Der Senat teilte auch nicht die Auffassung des DPMA, dass es sich bei Greenlyst um eine gesamt­begriffliche Einheit handeln würde, weil die Bestandteile „Green“ und „lyst“ in ihrem Sinngehalt („Lust auf Grünes / Umweltfreundliches) aufeinander bezogen seien. Es könne nämlich nicht davon ausgegangen werden, dass die angesprochenen Verkehrskreise den Wortbestandteil ‚lyst‘ in der konkreten Kombination mit dem aus dem Englischen stammenden Wort (Green) überhaupt als dänisches Wort erkennen werden.

Kommentar

Die Entscheidung des Bundespatentgerichts ist jedenfalls im Ergebnis zu begrüßen und auch richtig.

Es mag zwar durchaus fraglich sein, ob ein Zeichen, das aus einem rein beschreibenden englischsprachigen Begriff (Green) – und dies sogar waren- und dienstleistungsübergreifend – sowie aus einem dänischen Wort (lyst) besteht, von den hier angesprochenen inländischen Verkehrsteilnehmer* als „ein zusammenhängendes Wort“ aufgefasst wird, mit der Folge, dass der Wortbestandteil „Green“ nicht derart in den  Hintergrund tritt, dass der Gesamteindruck der Marke Greenlyst allein durch den kennzeichnungsstarken Begriff ‚lyst‘ geprägt wird.

Weiterhin mag fraglich sein, ob der grüne Punkt, der sich im oberen Drittel des Schluss­buch­stabens ‚t‘ befindet, geeignet ist, den Gesamteindruck der Marke mitzuprägen, obwohl es sich hierbei lediglich um eine grafische Wiedergabe des beschreibenden Wortes ‚Green‘ (grün) handelt, die zudem einfach gestaltet und eher dekorativer Natur ist und häufig in der Werbung verwendet wird.

Der Auffassung des Bundespatentgerichts ist jedenfalls insoweit zuzustimmen, als die angesprochenen Verkehrskreise, wenn ihnen die Marken LYST und Greenlyst in Bezug auf die vorgenannten Dienstleistungen im Markt begegnen, irrtümlich annehmen werden, dass die unter dem Zeichen Greenlyst angebotenen Dienstleistungen, umweltfreundliche Dienstleistungen beinhalten, diese also quasi als der „grüne Arm“ derjenigen Dienstleistungen verstanden werden, die unter der Marke „LYST“ angeboten werden.
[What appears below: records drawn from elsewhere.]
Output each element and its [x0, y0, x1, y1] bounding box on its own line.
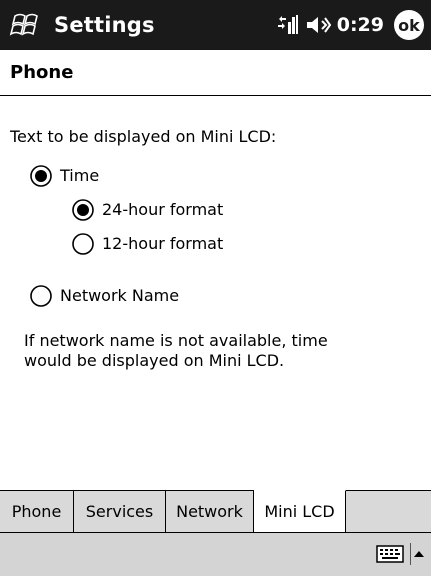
note-line-2: would be displayed on Mini LCD. — [24, 351, 285, 370]
radio-selected-icon — [30, 165, 52, 187]
radio-unselected-icon — [30, 285, 52, 307]
keyboard-icon — [376, 545, 404, 563]
speaker-icon — [306, 17, 331, 33]
radio-time[interactable]: Time — [30, 165, 99, 187]
screen: Settings 0:29 ok Phone Text to be displa… — [0, 0, 431, 576]
system-tray: 0:29 ok — [271, 0, 431, 50]
ok-button[interactable]: ok — [394, 10, 424, 40]
windows-start-icon — [9, 13, 38, 36]
tab-network[interactable]: Network — [166, 490, 254, 532]
radio-unselected-icon — [72, 233, 94, 255]
tab-mini-lcd-label: Mini LCD — [264, 502, 335, 521]
tab-phone[interactable]: Phone — [0, 490, 74, 532]
note-line-1: If network name is not available, time — [24, 331, 328, 350]
network-fallback-note: If network name is not available, time w… — [24, 331, 328, 371]
input-panel-button[interactable] — [375, 541, 405, 567]
tab-services-label: Services — [85, 502, 154, 521]
title-bar: Settings 0:29 ok — [0, 0, 431, 50]
connectivity-button[interactable] — [271, 0, 303, 50]
settings-content: Text to be displayed on Mini LCD: Time 2… — [0, 97, 431, 490]
tab-network-label: Network — [176, 502, 243, 521]
volume-button[interactable] — [303, 0, 333, 50]
mini-lcd-prompt-label: Text to be displayed on Mini LCD: — [10, 127, 277, 146]
clock[interactable]: 0:29 — [337, 14, 384, 36]
app-title: Settings — [54, 13, 155, 37]
radio-time-label: Time — [60, 166, 100, 185]
start-button[interactable] — [0, 0, 52, 50]
radio-selected-icon — [72, 199, 94, 221]
command-bar — [0, 532, 431, 576]
radio-network-name[interactable]: Network Name — [30, 285, 179, 307]
tab-mini-lcd[interactable]: Mini LCD — [254, 490, 346, 532]
signal-antenna-icon — [277, 15, 298, 34]
input-method-menu-button[interactable] — [410, 543, 426, 565]
radio-12-hour[interactable]: 12-hour format — [72, 233, 223, 255]
radio-network-name-label: Network Name — [60, 286, 180, 305]
tab-phone-label: Phone — [11, 502, 62, 521]
radio-24-hour-label: 24-hour format — [102, 200, 224, 219]
page-title: Phone — [10, 62, 74, 83]
up-arrow-icon — [413, 551, 424, 557]
tab-services[interactable]: Services — [74, 490, 166, 532]
tab-bar: Phone Services Network Mini LCD — [0, 490, 431, 532]
radio-24-hour[interactable]: 24-hour format — [72, 199, 223, 221]
radio-12-hour-label: 12-hour format — [102, 234, 224, 253]
page-header: Phone — [0, 50, 431, 96]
Das hier relevante Publikum wird daher fälschlicherweise davon ausgehen, dass die unter den Marken LYST und Greenlyst angebotenen Dienstleistungen aus ein und demselben Unternehmen stammen oder zumindest aus solchen Unternehmen, die wirtschaftlich oder organisatorisch miteinander verbunden sind.

Es ist daher grundsätzlich davon abzuraten, bereits angemeldete oder eingetragene Marken Dritter in eigene Markenanmeldungen zu übernehmen und diese mit umweltfreundlichen Begriffen wie beispielsweise „green“, „grün“, „eco“, „eco-friendly“ oder „organic“ zu kombinieren.

*Aus Gründen der besseren Lesbarkeit wird auf die gleichzeitige Verwendung der Sprach­formen männlich, weiblich und divers (m/w/d) verzichtet. Sämtliche Personenbezeichnungen gelten gleichermaßen für alle Geschlechter.